The standard implementation of ElementTree for Python (2.6) does not give pointers to parents from child nodes. Therefore, if parents are needed, it is suggested that the parents loop, not the children.
Consider that my xml has the form:
<Content> <Para>first</Para> <Table><Para>second</Para></Table> <Para>third</Para> </Content>
The following finds all of the Pair nodes, excluding parents:
(1) paras = [p for p in page.getiterator("Para")]

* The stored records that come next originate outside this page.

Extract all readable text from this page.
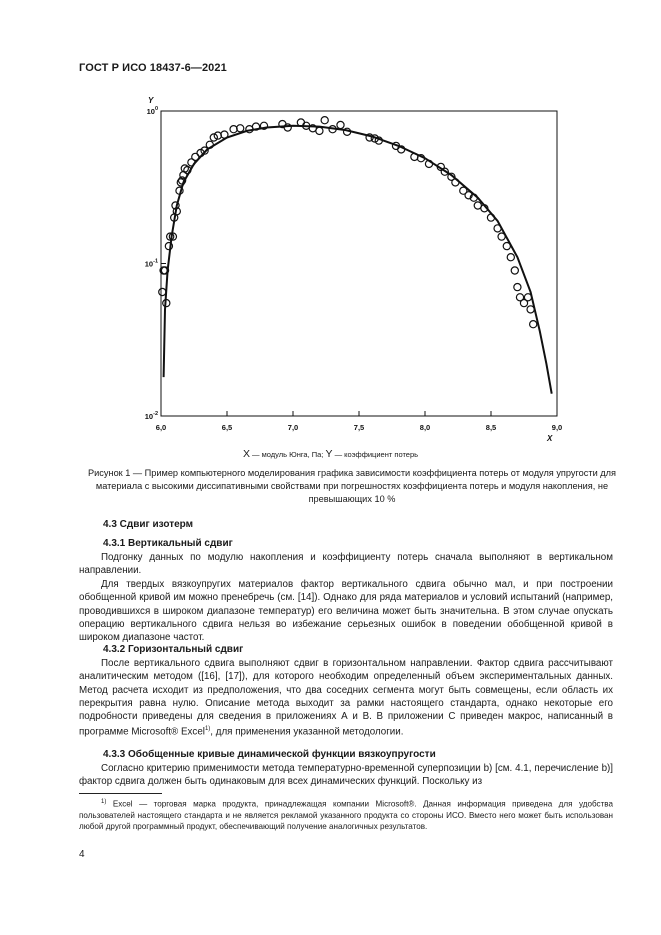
ГОСТ Р ИСО 18437-6—2021
6,0	6,5	7,0	7,5	8,0	8,5	9,0
$10^0$
$10^{-1}$
$10^{-2}$
Y
X
X — модуль Юнга, Па; Y — коэффициент потерь
Рисунок 1 — Пример компьютерного моделирования графика зависимости коэффициента потерь от модуля упругости для материала с высокими диссипативными свойствами при погрешностях коэффициента потерь и модуля накопления, не превышающих 10 %
4.3 Сдвиг изотерм
4.3.1 Вертикальный сдвиг
Подгонку данных по модулю накопления и коэффициенту потерь сначала выполняют в вертикальном направлении.
Для твердых вязкоупругих материалов фактор вертикального сдвига обычно мал, и при построении обобщенной кривой им можно пренебречь (см. [14]). Однако для ряда материалов и условий испытаний (например, проводившихся в широком диапазоне температур) его величина может быть значительна. В этом случае опускать операцию вертикального сдвига нельзя во избежание серьезных ошибок в поведении обобщенной кривой в широком диапазоне частот.
4.3.2 Горизонтальный сдвиг
После вертикального сдвига выполняют сдвиг в горизонтальном направлении. Фактор сдвига рассчитывают аналитическим методом ([16], [17]), для которого необходим определенный объем экспериментальных данных. Метод расчета исходит из предположения, что два соседних сегмента могут быть совмещены, если область их перекрытия равна нулю. Описание метода выходит за рамки настоящего стандарта, однако некоторые его подробности приведены для сведения в приложениях А и В. В приложении С приведен макрос, написанный в программе Microsoft® Excel$^{1)}$, для применения указанной методологии.
4.3.3 Обобщенные кривые динамической функции вязкоупругости
Согласно критерию применимости метода температурно-временной суперпозиции b) [см. 4.1, перечисление b)] фактор сдвига должен быть одинаковым для всех динамических функций. Поскольку из
$^{1)}$ Excel — торговая марка продукта, принадлежащая компании Microsoft®. Данная информация приведена для удобства пользователей настоящего стандарта и не является рекламой указанного продукта со стороны ИСО. Вместо него может быть использован любой другой программный продукт, обеспечивающий получение аналогичных результатов.
4
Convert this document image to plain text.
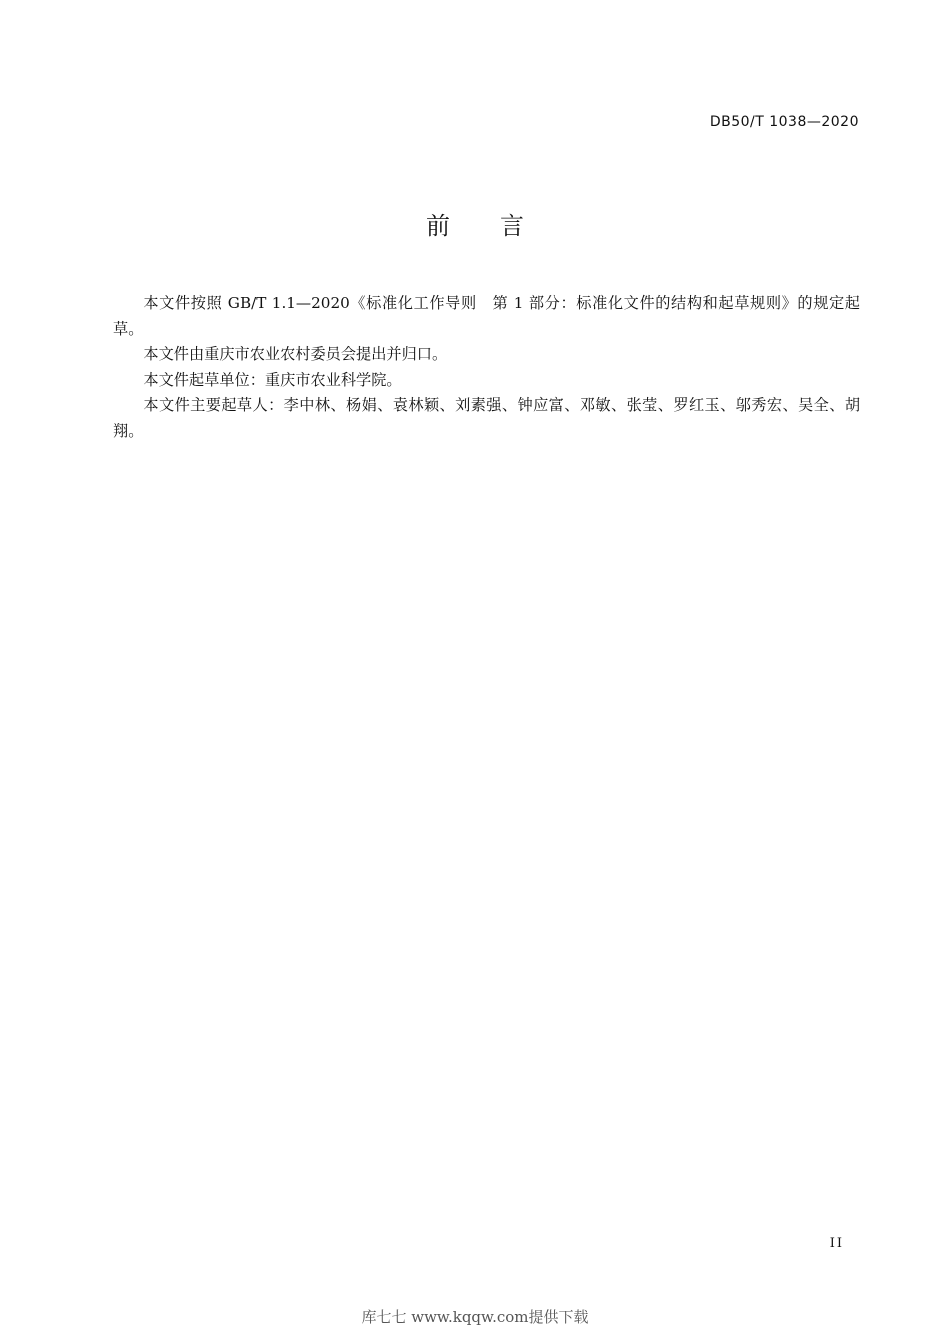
DB50/T 1038—2020
前言

本文件按照 GB/T 1.1—2020《标准化工作导则　第 1 部分：标准化文件的结构和起草规则》的规定起草。

本文件由重庆市农业农村委员会提出并归口。

本文件起草单位：重庆市农业科学院。

本文件主要起草人：李中林、杨娟、袁林颖、刘素强、钟应富、邓敏、张莹、罗红玉、邬秀宏、吴全、胡翔。

II
库七七 www.kqqw.com提供下载
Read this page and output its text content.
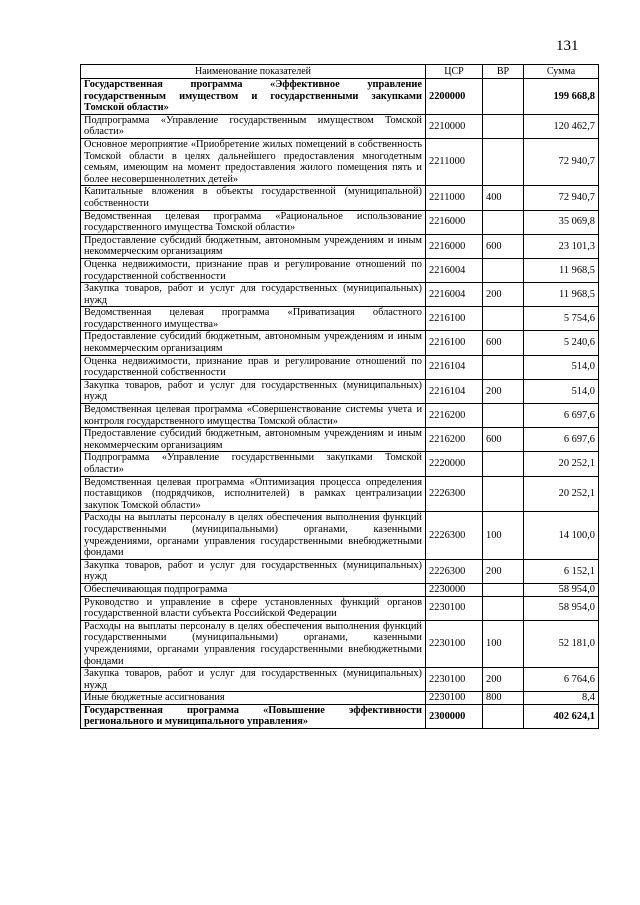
131
Наименование показателей	ЦСР	ВР	Сумма
Государственная программа «Эффективное управление государственным имуществом и государственными закупками Томской области»	2200000		199 668,8
Подпрограмма «Управление государственным имуществом Томской области»	2210000		120 462,7
Основное мероприятие «Приобретение жилых помещений в собственность Томской области в целях дальнейшего предоставления многодетным семьям, имеющим на момент предоставления жилого помещения пять и более несовершеннолетних детей»	2211000		72 940,7
Капитальные вложения в объекты государственной (муниципальной) собственности	2211000	400	72 940,7
Ведомственная целевая программа «Рациональное использование государственного имущества Томской области»	2216000		35 069,8
Предоставление субсидий бюджетным, автономным учреждениям и иным некоммерческим организациям	2216000	600	23 101,3
Оценка недвижимости, признание прав и регулирование отношений по государственной собственности	2216004		11 968,5
Закупка товаров, работ и услуг для государственных (муниципальных) нужд	2216004	200	11 968,5
Ведомственная целевая программа «Приватизация областного государственного имущества»	2216100		5 754,6
Предоставление субсидий бюджетным, автономным учреждениям и иным некоммерческим организациям	2216100	600	5 240,6
Оценка недвижимости, признание прав и регулирование отношений по государственной собственности	2216104		514,0
Закупка товаров, работ и услуг для государственных (муниципальных) нужд	2216104	200	514,0
Ведомственная целевая программа «Совершенствование системы учета и контроля государственного имущества Томской области»	2216200		6 697,6
Предоставление субсидий бюджетным, автономным учреждениям и иным некоммерческим организациям	2216200	600	6 697,6
Подпрограмма «Управление государственными закупками Томской области»	2220000		20 252,1
Ведомственная целевая программа «Оптимизация процесса определения поставщиков (подрядчиков, исполнителей) в рамках централизации закупок Томской области»	2226300		20 252,1
Расходы на выплаты персоналу в целях обеспечения выполнения функций государственными (муниципальными) органами, казенными учреждениями, органами управления государственными внебюджетными фондами	2226300	100	14 100,0
Закупка товаров, работ и услуг для государственных (муниципальных) нужд	2226300	200	6 152,1
Обеспечивающая подпрограмма	2230000		58 954,0
Руководство и управление в сфере установленных функций органов государственной власти субъекта Российской Федерации	2230100		58 954,0
Расходы на выплаты персоналу в целях обеспечения выполнения функций государственными (муниципальными) органами, казенными учреждениями, органами управления государственными внебюджетными фондами	2230100	100	52 181,0
Закупка товаров, работ и услуг для государственных (муниципальных) нужд	2230100	200	6 764,6
Иные бюджетные ассигнования	2230100	800	8,4
Государственная программа «Повышение эффективности регионального и муниципального управления»	2300000		402 624,1
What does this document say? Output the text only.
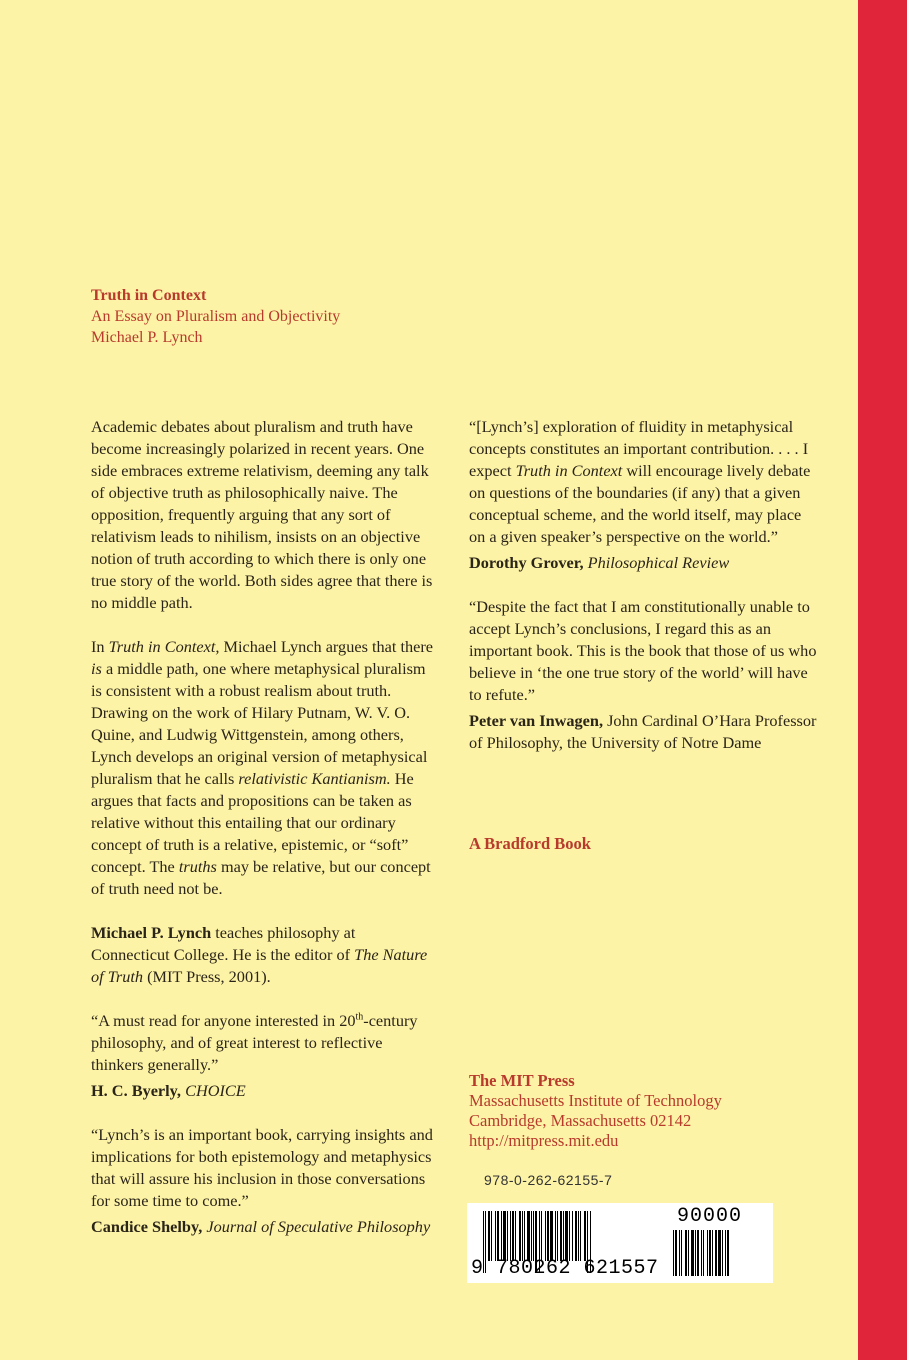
Truth in Context
An Essay on Pluralism and Objectivity
Michael P. Lynch

Academic debates about pluralism and truth have become increasingly polarized in recent years. One side embraces extreme relativism, deeming any talk of objective truth as philosophically naive. The opposition, frequently arguing that any sort of relativism leads to nihilism, insists on an objective notion of truth according to which there is only one true story of the world. Both sides agree that there is no middle path.

In Truth in Context, Michael Lynch argues that there is a middle path, one where metaphysical pluralism is consistent with a robust realism about truth. Drawing on the work of Hilary Putnam, W. V. O. Quine, and Ludwig Wittgenstein, among others, Lynch develops an original version of metaphysical pluralism that he calls relativistic Kantianism. He argues that facts and propositions can be taken as relative without this entailing that our ordinary concept of truth is a relative, epistemic, or “soft” concept. The truths may be relative, but our concept of truth need not be.

Michael P. Lynch teaches philosophy at Connecticut College. He is the editor of The Nature of Truth (MIT Press, 2001).

“A must read for anyone interested in 20th-century philosophy, and of great interest to reflective thinkers generally.”

H. C. Byerly, CHOICE

“Lynch’s is an important book, carrying insights and implications for both epistemology and metaphysics that will assure his inclusion in those conversations for some time to come.”

Candice Shelby, Journal of Speculative Philosophy

“[Lynch’s] exploration of fluidity in metaphysical concepts constitutes an important contribution. . . . I expect Truth in Context will encourage lively debate on questions of the boundaries (if any) that a given conceptual scheme, and the world itself, may place on a given speaker’s perspective on the world.”

Dorothy Grover, Philosophical Review

“Despite the fact that I am constitutionally unable to accept Lynch’s conclusions, I regard this as an important book. This is the book that those of us who believe in ‘the one true story of the world’ will have to refute.”

Peter van Inwagen, John Cardinal O’Hara Professor of Philosophy, the University of Notre Dame

A Bradford Book
The MIT Press
Massachusetts Institute of Technology
Cambridge, Massachusetts 02142
http://mitpress.mit.edu
978-0-262-62155-7
9 780262 621557
90000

This (adapted from effbot) stores the parent, iterating over them instead of the child nodes:
(2) paras = [(c,p) for p in page.getiterator() for c in p]
This makes sense and can be expanded with the condition to achieve (presumably) the same result as (1), but with additional information about the parents:
(3) paras = [(c,p) for p in page.getiterator() for c in p if c.tag == "Para"]
The ElementTree documentation assumes that the getiterator () method does a depth search. Running without parent search (1) gives:
first second third
However, extracting text from paragraphs in (3) gives:
first, Content>Para third, Content>Para second, Table>Para
It seems to have a width in width.
Therefore, two questions arise.
- Is this the correct and expected behavior?
- How do you retrieve (parent, child) tuples when the child must be of a certain type, but the parent can be anything if the order of the document should be supported. I do not think that executing two loops and matching (parent, child) generated (3) with the orders generated by (1) is ideal.